Whoever tries the most stuff usually wins. Does your business put a priority on its business intelligence process? Does it monitor your competitive analysis, marketplace trends and its understanding of market change? And most importantly, does it put a priority on making changes as a result of insights from this analysis?
This is a four-part series on critical elements of business intelligence. This first part discusses an overview of business intelligence and the three types of business intelligence that are most critical to the average business.
Here are links to all parts of this series:
The Business Intelligence Process Part 2 Market Analysis
The Business Intelligence Process Part 3 Competitive Analysis
The Business Intelligence Process Part 4 SWOT Analysis
What is the meaning of business intelligence?
Business intelligence (BI) is an umbrella term that includes the applications, infrastructure and tools, and best practices that enable access to and analysis of information to improve and optimize business decisions and performance. It is the set of techniques and tools for the transformation of raw data into meaningful and useful information for business analysis purposes.
Keep exploring: Network Connection … 23 Actionable Tips for Relationships
BI technologies are capable of handling large amounts of unstructured data to help identify, develop and otherwise create new strategic business opportunities.
Goal of BI
The goal of BI is to allow for the easy interpretation of these datasets. Identifying new opportunities and implementing an effective strategy based on insights can provide businesses with a competitive market advantage and long-term stability.
BI technologies provide historical, current and predictive views of business operations. Common functions of business intelligence technologies are reporting, online analytical processing, analytics, data mining, process mining, complex event processing, business performance management, benchmarking, text mining, predictive analytics and prescriptive analytics.
This is a very large number of business intelligence tools. Most businesses would do very well with these three: market analysis, competitive analysis, and SWOT analysis. These are the ones we will discuss is this 4 part series.
These BI analyses can be used to support a wide range of business decisions ranging from tactical operational to strategic. Basic operating decisions include product positioning or pricing. Strategic business decisions include priorities, goals, and directions at the broadest level.
In all cases, BI is most effective when it combines data derived from the market in which a company operates (external data) with data from company sources internal to the business such as financial and operations data (internal data).
When combined, external and internal data can provide a more complete picture which, in effect, creates an “intelligence” that cannot be derived by any singular set of data.

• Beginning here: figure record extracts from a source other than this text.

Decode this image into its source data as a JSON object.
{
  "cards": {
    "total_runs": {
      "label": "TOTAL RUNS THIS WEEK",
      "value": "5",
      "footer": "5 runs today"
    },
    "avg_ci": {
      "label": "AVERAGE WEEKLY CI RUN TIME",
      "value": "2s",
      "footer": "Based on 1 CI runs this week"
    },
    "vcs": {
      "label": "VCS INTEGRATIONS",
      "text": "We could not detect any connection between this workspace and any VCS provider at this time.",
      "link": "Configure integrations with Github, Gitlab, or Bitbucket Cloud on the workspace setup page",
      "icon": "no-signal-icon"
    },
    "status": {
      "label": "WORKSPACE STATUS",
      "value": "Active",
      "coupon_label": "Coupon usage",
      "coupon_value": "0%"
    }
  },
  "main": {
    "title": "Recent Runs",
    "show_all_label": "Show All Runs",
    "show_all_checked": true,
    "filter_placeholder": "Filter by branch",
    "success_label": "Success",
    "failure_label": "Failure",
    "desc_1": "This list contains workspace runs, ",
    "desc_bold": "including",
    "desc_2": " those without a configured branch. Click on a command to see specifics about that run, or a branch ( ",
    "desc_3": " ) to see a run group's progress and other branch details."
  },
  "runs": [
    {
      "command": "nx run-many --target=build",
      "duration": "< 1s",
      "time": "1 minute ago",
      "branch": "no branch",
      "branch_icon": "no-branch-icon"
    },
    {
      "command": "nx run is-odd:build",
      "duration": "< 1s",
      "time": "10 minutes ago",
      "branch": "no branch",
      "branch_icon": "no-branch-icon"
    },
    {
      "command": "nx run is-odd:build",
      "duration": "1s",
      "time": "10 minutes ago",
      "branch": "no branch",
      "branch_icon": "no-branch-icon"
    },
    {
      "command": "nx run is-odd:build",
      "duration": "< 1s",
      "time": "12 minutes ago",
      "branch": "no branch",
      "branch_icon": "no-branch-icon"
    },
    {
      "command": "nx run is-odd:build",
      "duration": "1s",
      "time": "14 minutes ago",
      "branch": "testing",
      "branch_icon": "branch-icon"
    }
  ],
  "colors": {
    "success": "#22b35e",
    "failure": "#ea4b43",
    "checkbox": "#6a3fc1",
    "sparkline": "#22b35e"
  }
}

Comparison with competitive intelligence
Though the term business intelligence is sometimes a synonym for competitive intelligence (because they both support decision making), BI uses technologies, processes, and applications to analyze mostly internal, structured data and business processes while competitive intelligence gathers, analyzes and disseminates information with a topical focus on company competitors.

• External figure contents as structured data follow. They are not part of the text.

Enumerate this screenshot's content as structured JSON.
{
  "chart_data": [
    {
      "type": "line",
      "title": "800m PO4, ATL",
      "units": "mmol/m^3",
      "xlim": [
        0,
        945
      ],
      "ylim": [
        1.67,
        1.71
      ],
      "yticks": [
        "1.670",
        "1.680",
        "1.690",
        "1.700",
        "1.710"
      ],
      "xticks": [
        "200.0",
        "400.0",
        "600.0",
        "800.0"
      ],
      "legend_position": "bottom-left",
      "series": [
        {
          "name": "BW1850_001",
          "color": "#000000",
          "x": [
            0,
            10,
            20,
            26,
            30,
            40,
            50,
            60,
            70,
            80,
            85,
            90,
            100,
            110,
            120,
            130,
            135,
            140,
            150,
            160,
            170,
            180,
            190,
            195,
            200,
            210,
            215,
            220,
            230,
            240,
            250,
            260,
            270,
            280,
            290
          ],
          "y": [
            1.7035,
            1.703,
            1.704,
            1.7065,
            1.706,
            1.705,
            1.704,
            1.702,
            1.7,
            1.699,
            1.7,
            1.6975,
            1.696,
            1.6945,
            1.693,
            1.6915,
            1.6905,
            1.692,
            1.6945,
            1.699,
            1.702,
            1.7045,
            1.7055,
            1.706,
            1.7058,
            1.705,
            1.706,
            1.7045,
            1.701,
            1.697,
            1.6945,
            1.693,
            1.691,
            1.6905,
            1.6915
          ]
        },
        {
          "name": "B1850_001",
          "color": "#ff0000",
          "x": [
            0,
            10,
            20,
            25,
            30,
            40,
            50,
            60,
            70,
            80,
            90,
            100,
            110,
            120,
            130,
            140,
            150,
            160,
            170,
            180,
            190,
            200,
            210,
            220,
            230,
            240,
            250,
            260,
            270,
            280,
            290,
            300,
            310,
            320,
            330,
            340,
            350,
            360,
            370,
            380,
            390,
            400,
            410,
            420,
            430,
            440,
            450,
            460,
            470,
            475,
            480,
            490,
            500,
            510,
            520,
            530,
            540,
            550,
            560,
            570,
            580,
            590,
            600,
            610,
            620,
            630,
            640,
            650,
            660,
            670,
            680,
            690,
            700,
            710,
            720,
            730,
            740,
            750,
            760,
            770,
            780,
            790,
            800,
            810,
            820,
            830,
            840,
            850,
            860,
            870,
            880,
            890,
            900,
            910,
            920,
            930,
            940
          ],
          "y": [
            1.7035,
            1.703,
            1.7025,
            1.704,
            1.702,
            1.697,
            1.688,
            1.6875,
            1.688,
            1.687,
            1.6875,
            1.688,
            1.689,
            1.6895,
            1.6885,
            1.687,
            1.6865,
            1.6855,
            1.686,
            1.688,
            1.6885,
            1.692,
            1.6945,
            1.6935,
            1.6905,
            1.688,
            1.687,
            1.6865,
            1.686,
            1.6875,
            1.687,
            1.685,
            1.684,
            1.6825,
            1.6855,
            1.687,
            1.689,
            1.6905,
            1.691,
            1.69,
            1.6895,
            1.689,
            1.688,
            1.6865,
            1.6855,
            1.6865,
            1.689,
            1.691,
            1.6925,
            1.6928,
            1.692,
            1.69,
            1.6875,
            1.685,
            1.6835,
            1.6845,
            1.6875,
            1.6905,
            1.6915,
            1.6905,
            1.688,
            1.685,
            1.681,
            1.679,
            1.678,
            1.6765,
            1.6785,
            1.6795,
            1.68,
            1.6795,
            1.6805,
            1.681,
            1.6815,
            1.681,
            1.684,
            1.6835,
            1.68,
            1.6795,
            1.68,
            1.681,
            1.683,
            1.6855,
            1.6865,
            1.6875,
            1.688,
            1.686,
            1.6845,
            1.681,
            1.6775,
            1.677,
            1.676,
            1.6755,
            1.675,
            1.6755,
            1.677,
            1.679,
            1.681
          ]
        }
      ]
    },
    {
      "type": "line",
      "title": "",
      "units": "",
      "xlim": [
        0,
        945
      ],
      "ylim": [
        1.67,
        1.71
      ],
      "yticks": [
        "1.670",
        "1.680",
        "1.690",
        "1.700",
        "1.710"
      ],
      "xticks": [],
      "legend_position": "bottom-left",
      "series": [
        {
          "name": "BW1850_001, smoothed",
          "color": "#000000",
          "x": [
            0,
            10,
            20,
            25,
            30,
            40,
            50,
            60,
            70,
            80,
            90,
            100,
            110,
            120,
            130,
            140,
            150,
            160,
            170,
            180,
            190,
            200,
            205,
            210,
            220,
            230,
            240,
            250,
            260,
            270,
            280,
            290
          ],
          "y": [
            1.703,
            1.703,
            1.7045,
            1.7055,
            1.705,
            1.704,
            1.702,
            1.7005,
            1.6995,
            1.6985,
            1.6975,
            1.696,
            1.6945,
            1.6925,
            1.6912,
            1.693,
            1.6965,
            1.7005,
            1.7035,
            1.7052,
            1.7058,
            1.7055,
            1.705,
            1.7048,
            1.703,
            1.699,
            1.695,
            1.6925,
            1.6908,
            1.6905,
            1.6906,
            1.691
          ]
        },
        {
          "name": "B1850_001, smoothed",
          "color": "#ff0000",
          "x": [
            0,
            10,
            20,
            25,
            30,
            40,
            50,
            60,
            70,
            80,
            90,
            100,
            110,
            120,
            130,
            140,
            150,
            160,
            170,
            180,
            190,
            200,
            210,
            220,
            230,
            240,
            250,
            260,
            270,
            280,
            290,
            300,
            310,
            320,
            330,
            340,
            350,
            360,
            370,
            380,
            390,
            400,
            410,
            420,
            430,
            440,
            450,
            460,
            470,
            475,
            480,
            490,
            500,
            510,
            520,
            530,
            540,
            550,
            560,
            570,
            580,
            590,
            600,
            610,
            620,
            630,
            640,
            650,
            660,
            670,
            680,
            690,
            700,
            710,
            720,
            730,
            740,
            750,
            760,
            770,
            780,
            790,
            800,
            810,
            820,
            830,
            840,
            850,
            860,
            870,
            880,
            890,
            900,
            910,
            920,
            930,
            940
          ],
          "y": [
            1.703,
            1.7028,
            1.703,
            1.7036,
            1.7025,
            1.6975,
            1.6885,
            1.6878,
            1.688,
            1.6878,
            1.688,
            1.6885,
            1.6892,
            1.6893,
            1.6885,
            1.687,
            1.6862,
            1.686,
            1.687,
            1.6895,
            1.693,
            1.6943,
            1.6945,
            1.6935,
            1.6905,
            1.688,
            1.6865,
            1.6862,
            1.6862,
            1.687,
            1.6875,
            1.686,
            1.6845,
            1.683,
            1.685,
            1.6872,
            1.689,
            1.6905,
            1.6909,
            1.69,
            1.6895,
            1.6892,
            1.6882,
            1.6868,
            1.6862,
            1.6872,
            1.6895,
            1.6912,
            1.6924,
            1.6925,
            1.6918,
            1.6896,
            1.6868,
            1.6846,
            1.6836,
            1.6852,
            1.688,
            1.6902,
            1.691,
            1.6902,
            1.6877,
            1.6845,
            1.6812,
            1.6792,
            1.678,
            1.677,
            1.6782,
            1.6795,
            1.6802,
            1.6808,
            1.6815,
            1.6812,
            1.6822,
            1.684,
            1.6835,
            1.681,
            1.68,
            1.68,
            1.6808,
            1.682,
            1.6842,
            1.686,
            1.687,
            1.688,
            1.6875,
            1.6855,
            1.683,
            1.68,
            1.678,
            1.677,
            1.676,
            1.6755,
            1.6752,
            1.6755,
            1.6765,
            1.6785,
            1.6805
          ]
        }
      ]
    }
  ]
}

If understood broadly, business intelligence can include the subset of competitive intelligence.
Comparison with business analytics
Business intelligence and business analytics are sometimes used interchangeably, but there are alternate definitions. One definition contrasts the two, stating that the term business intelligence refers to collecting business data to find information primarily through asking questions, reporting, and online analytical processes.
Business analytics, on the other hand, uses statistical and quantitative tools for explanatory and predictive modeling.
In an alternate definition, Thomas Davenport, professor of information technology and management at Babson College argues that business intelligence should be divided into querying, reporting, Online analytical processing (OLAP), and “alerts” tool.